At re:invent 2017, AWS released its managed Kubernetes service, EKS. More than a copy of what other vendors have released, EKS is a next generation container platform.


An orchestrator is a system for managing the lifecycle of a containerized application. The industry leading container orchestrator, Kubernetes, is the platform underlying EKS.

Managed Masters

EKS comes with Managed Masters, and that means that EKS also manages your etcd cluster. This is a big deal because most of the issues we have seen with Kubernetes uptime have come from etcd management.
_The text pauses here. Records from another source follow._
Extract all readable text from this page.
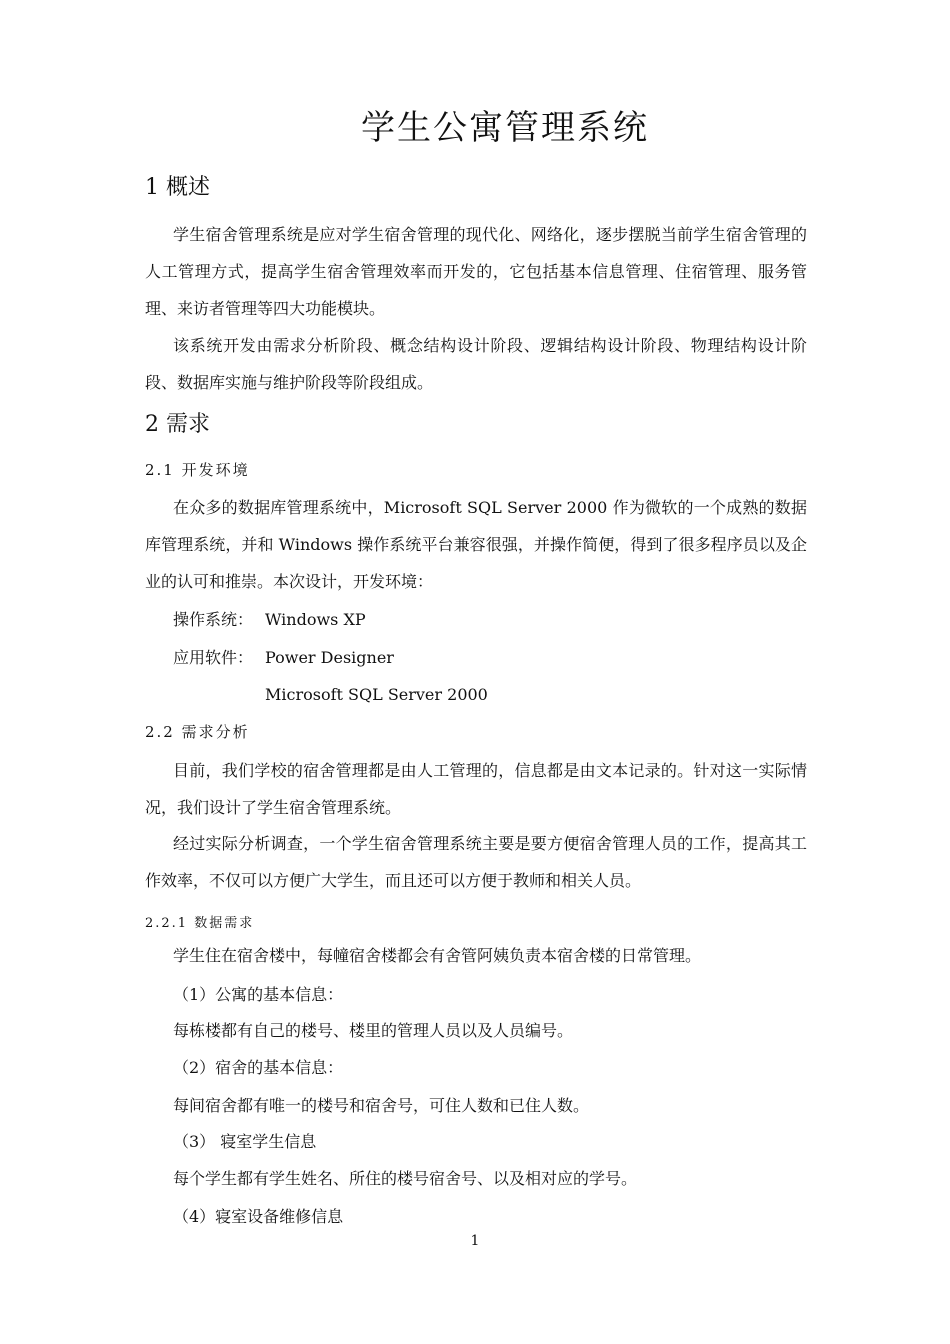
学生公寓管理系统
1 概述

学生宿舍管理系统是应对学生宿舍管理的现代化、网络化，逐步摆脱当前学生宿舍管理的人工管理方式，提高学生宿舍管理效率而开发的，它包括基本信息管理、住宿管理、服务管理、来访者管理等四大功能模块。

该系统开发由需求分析阶段、概念结构设计阶段、逻辑结构设计阶段、物理结构设计阶段、数据库实施与维护阶段等阶段组成。

2 需求
2.1 开发环境

在众多的数据库管理系统中，Microsoft SQL Server 2000 作为微软的一个成熟的数据库管理系统，并和 Windows 操作系统平台兼容很强，并操作简便，得到了很多程序员以及企业的认可和推崇。本次设计，开发环境：

操作系统： Windows XP
应用软件： Power Designer
Microsoft SQL Server 2000
2.2 需求分析

目前，我们学校的宿舍管理都是由人工管理的，信息都是由文本记录的。针对这一实际情况，我们设计了学生宿舍管理系统。

经过实际分析调查，一个学生宿舍管理系统主要是要方便宿舍管理人员的工作，提高其工作效率，不仅可以方便广大学生，而且还可以方便于教师和相关人员。

2.2.1 数据需求
学生住在宿舍楼中，每幢宿舍楼都会有舍管阿姨负责本宿舍楼的日常管理。
（1）公寓的基本信息：
每栋楼都有自己的楼号、楼里的管理人员以及人员编号。
（2）宿舍的基本信息：
每间宿舍都有唯一的楼号和宿舍号，可住人数和已住人数。
（3） 寝室学生信息
每个学生都有学生姓名、所住的楼号宿舍号、以及相对应的学号。
（4）寝室设备维修信息
1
EKS also takes care of high availability without you needing to configure anything. Masters run in three separate availability zones.

The networking and identity features makes EKS an enterprise-grade solution, an enterprise-grade solution that has low cost of entry and high return on investment. This is perfect for startups and enterprises alike.


EKS takes advantage of AWS networking to provide a stable environment that isolates you from other customers. Your EKS cluster deploys in an AWS VPC. PrivateLink enables communication from the VPC to the EKS masters. The use of PrivateLink prevents master communication over the public internet.

My favorite feature of EKS is the implementation of Calico as the network overlay. Calico provides granular control over your container networking via policies. Customers running managed Kubernetes on some other providers are unable to comply with regulatory and standards bodies due to lack of integrated network policy. AWS has ensured ease of compliance by including the top networking relay as part of EKS.


AWS Identity and Access Management (IAM) integrates with the Kubernetes authentication system. This allows you to manage your EKS masters with IAM authentication.

Migration to EKS

Many organizations using Kubernetes today have not upgraded past version 1.5. There are many reasons for that, the upgrade of etcd being a primary one.

A key feature of EKS is that all Kubernetes third party tooling still works. Your current containers can migrate to EKS, retaining your currently tooling and processes.

With EKS, customers no longer need to manage masters, etcd clusters or upgrades. For most use cases, EKS fits the bill for the running scalable containerized applications with low operational overhead.